For starters, every booth is getting its own pop-up striped tent, a generous gift from the Redberg family.
“The wooden booths we’ve had for years were great but were starting to show their age,” explains Melinda Redberg, who is chairing this year along with Paula Plating. “We think the new tents will give the whole event a festive, circus vibe.”
But the tents aren’t the only upgrade. This year the Carnival will move to wristbands instead of tickets. Sold in denominations of 5, 10 and 20, the wristbands will feature empty stars that workers will check off at each booth. One star equals one ticket. The new system will help younger children who can’t count out tickets, and prevent lost or stolen tickets.
One exception will be Children’s Corner, which will continue to operate on tickets because of the volume they sell. A ticket exchange booth will be located adjacent to the ever popular booth. When kids want to buy silly string, bomb bags or other Carnival classics, they will visit the exchange booth where workers will mark off their stars and hand them the equivalent in tickets.
New games this year include the Pirate Boat Race, Spider Toss, an inflatable Gladiator Joust and a NERF gun “Galactic Blast” shooting gallery. Children 48” and taller can see if they have what it takes to complete the new Ninja Warrior course set up on the Commons playground.
Perhaps the most exciting addition will be a drawing, featuring prizes such as a new iPad, bike and other fun prizes.
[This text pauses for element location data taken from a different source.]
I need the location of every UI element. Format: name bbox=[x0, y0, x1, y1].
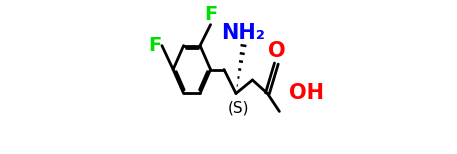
Text: NH₂: NH₂ bbox=[222, 23, 266, 43]
Text: F: F bbox=[204, 5, 217, 24]
Text: O: O bbox=[267, 41, 285, 61]
Text: (S): (S) bbox=[228, 101, 249, 116]
Text: OH: OH bbox=[289, 83, 324, 103]
Text: F: F bbox=[148, 36, 161, 55]
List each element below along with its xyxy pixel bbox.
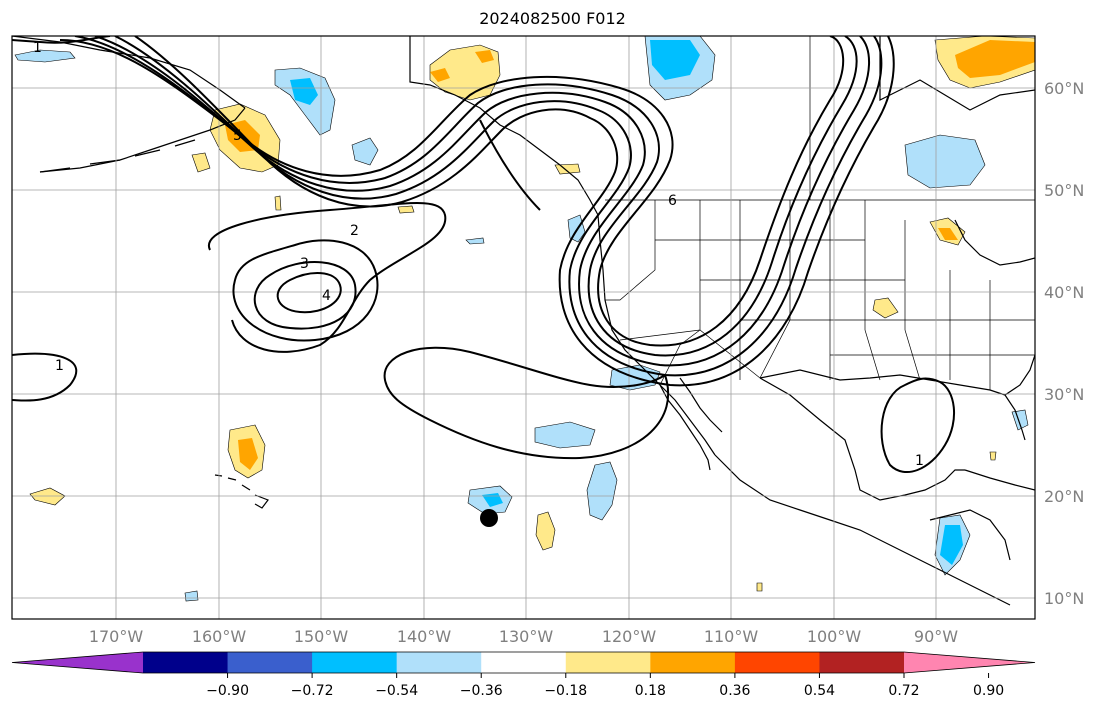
map-frame	[11, 35, 1036, 620]
colorbar-tick-label: 0.18	[635, 683, 666, 699]
map-background	[12, 36, 1035, 619]
lon-label-140w: 140°W	[397, 627, 452, 646]
contour-label-5: 5	[233, 128, 242, 144]
colorbar-extend-min	[12, 652, 143, 673]
colorbar	[11, 651, 1036, 674]
colorbar-segment	[565, 652, 651, 673]
contour-label-6: 6	[668, 193, 677, 209]
lat-label-10n: 10°N	[1044, 589, 1084, 608]
colorbar-tick-label: 0.54	[804, 683, 835, 699]
lat-label-20n: 20°N	[1044, 487, 1084, 506]
colorbar-segment	[819, 652, 905, 673]
colorbar-tick-label: −0.90	[206, 683, 249, 699]
latitude-axis: 60°N 50°N 40°N 30°N 20°N 10°N	[1044, 79, 1084, 608]
contour-label-3: 3	[300, 256, 309, 272]
colorbar-outline	[11, 651, 1036, 674]
lat-label-50n: 50°N	[1044, 181, 1084, 200]
lat-label-40n: 40°N	[1044, 283, 1084, 302]
height-contours	[12, 36, 956, 474]
colorbar-segment	[481, 652, 567, 673]
longitude-axis: 170°W 160°W 150°W 140°W 130°W 120°W 110°…	[89, 627, 958, 646]
colorbar-segment	[650, 652, 736, 673]
colorbar-segment	[227, 652, 313, 673]
lat-label-60n: 60°N	[1044, 79, 1084, 98]
lon-label-90w: 90°W	[914, 627, 958, 646]
contour-label-1-gulf: 1	[915, 453, 924, 469]
colorbar-tick-label: −0.18	[544, 683, 587, 699]
contour-label-1-west: 1	[55, 358, 64, 374]
colorbar-extend-max	[904, 652, 1035, 673]
colorbar-tick-label: 0.72	[888, 683, 919, 699]
contour-label-2: 2	[350, 223, 359, 239]
lon-label-130w: 130°W	[499, 627, 554, 646]
contour-label-group: 2 3 4 5 6 1 1 1	[33, 40, 924, 469]
lon-label-100w: 100°W	[807, 627, 862, 646]
lat-label-30n: 30°N	[1044, 385, 1084, 404]
storm-marker	[480, 509, 498, 527]
colorbar-tick-label: 0.90	[973, 683, 1004, 699]
colorbar-segment	[143, 652, 229, 673]
lon-label-150w: 150°W	[294, 627, 349, 646]
colorbar-segment	[312, 652, 398, 673]
colorbar-tick-label: −0.72	[291, 683, 334, 699]
lon-label-120w: 120°W	[602, 627, 657, 646]
map-title: 2024082500 F012	[479, 9, 626, 28]
colorbar-tick-label: −0.54	[375, 683, 418, 699]
lon-label-160w: 160°W	[192, 627, 247, 646]
colorbar-tick-label: −0.36	[460, 683, 503, 699]
colorbar-tick-label: 0.36	[719, 683, 750, 699]
contour-label-1-north: 1	[33, 40, 42, 56]
contour-label-4: 4	[322, 288, 331, 304]
colorbar-segment	[734, 652, 820, 673]
colorbar-tick-labels: −0.90 −0.72 −0.54 −0.36 −0.18 0.18 0.36 0.54 0.7…	[206, 673, 1004, 699]
lon-label-110w: 110°W	[704, 627, 759, 646]
colorbar-segment	[396, 652, 482, 673]
negative-anomaly-shading	[14, 36, 1029, 602]
lon-label-170w: 170°W	[89, 627, 144, 646]
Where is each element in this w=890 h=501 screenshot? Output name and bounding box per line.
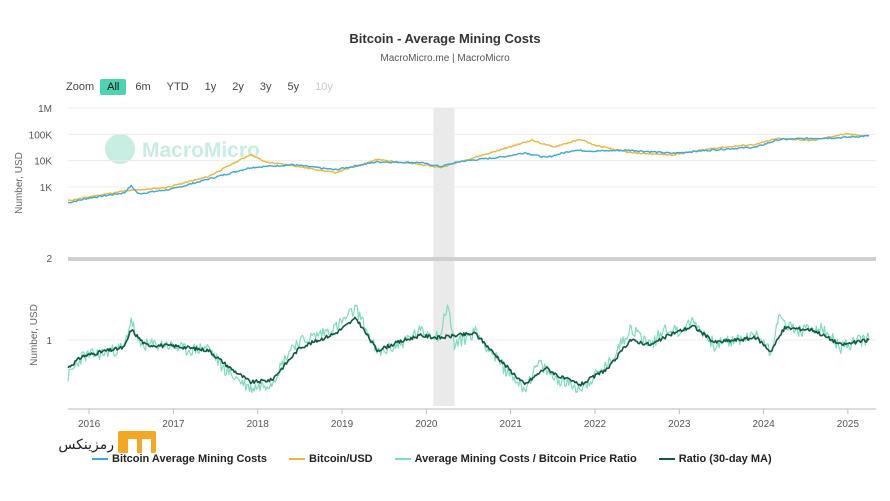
macromicro-watermark: MacroMicro: [105, 134, 260, 164]
x-tick-label: 2025: [837, 419, 860, 430]
zoom-10y-button[interactable]: 10y: [315, 81, 333, 93]
zoom-label: Zoom: [66, 81, 95, 93]
top-y-tick-label: 1K: [40, 183, 53, 194]
x-tick-label: 2021: [500, 419, 523, 430]
ratio-line: [67, 304, 870, 394]
x-tick-label: 2018: [247, 419, 270, 430]
x-tick-label: 2019: [331, 419, 354, 430]
legend-swatch-mining-cost: [92, 458, 108, 460]
zoom-5y-button[interactable]: 5y: [287, 81, 300, 93]
legend-swatch-btc-price: [289, 458, 306, 460]
legend-swatch-ratio: [394, 458, 411, 460]
top-y-tick-label: 100K: [29, 130, 53, 141]
top-y-tick-label: 10K: [34, 157, 52, 168]
x-tick-label: 2023: [668, 419, 691, 430]
x-tick-label: 2022: [584, 419, 607, 430]
x-tick-label: 2016: [78, 419, 101, 430]
legend-label-ratio: Average Mining Costs / Bitcoin Price Rat…: [414, 453, 637, 465]
legend-swatch-ratio-ma: [658, 458, 675, 460]
zoom-all-button[interactable]: All: [100, 79, 127, 95]
brand-text: رمزینکس: [58, 436, 114, 453]
mining-cost-line: [67, 134, 870, 204]
zoom-ytd-button[interactable]: YTD: [166, 81, 189, 93]
zoom-6m-button[interactable]: 6m: [135, 81, 151, 93]
top-y-tick-label: 2: [46, 254, 52, 265]
bottom-y-axis-label: Number, USD: [29, 304, 40, 366]
legend-item-btc-price[interactable]: Bitcoin/USD: [289, 453, 373, 465]
watermark-text: MacroMicro: [142, 139, 260, 162]
brand-logo: رمزینکس: [58, 431, 156, 453]
x-tick-label: 2020: [415, 419, 438, 430]
x-tick-label: 2024: [752, 419, 775, 430]
watermark-logo-icon: [105, 134, 135, 164]
legend-item-ratio-ma[interactable]: Ratio (30-day MA): [658, 453, 772, 465]
zoom-1y-button[interactable]: 1y: [204, 81, 217, 93]
chart-subtitle: MacroMicro.me | MacroMicro: [380, 53, 510, 64]
legend-label-btc-price: Bitcoin/USD: [309, 453, 373, 465]
chart-legend: Bitcoin Average Mining Costs Bitcoin/USD…: [92, 453, 794, 465]
zoom-3y-button[interactable]: 3y: [259, 81, 272, 93]
chart-title: Bitcoin - Average Mining Costs: [349, 31, 541, 46]
legend-label-mining-cost: Bitcoin Average Mining Costs: [112, 453, 268, 465]
zoom-toolbar: Zoom All 6m YTD 1y 2y 3y 5y 10y: [66, 79, 342, 95]
legend-item-mining-cost[interactable]: Bitcoin Average Mining Costs: [92, 453, 267, 465]
legend-label-ratio-ma: Ratio (30-day MA): [678, 453, 772, 465]
legend-item-ratio[interactable]: Average Mining Costs / Bitcoin Price Rat…: [394, 453, 637, 465]
top-y-axis-label: Number, USD: [14, 152, 25, 214]
zoom-2y-button[interactable]: 2y: [232, 81, 244, 93]
top-y-tick-label: 1M: [38, 104, 52, 115]
ratio-ma-line: [67, 316, 870, 387]
panel-separator: [68, 257, 876, 261]
x-tick-label: 2017: [162, 419, 185, 430]
bottom-y-tick-label: 1: [46, 336, 52, 347]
Children can enter to win before and during the Carnival.
Parents can find their own prizes at Carnival Kitchen, where you can get everything you need for a dinner you don’t have to cook. Co-chairs Heather Naggar and Anne Carr are already hard at work stocking the popular booth. In addition to homemade casseroles they are encouraging donations such enchiladas, lasagna, soups and other original goodies.
The Carnival’s 30-plus booths are staffed by parents and friends of LMS. In fact, virtually every parent is needed to contribute in some way in order for Carnival to be a success.
“It truly couldn’t happen without parent and community volunteers,” says Plating. “We are always so grateful and a little awestruck at how it comes together every year. It’s like Lookout Mountain magic.”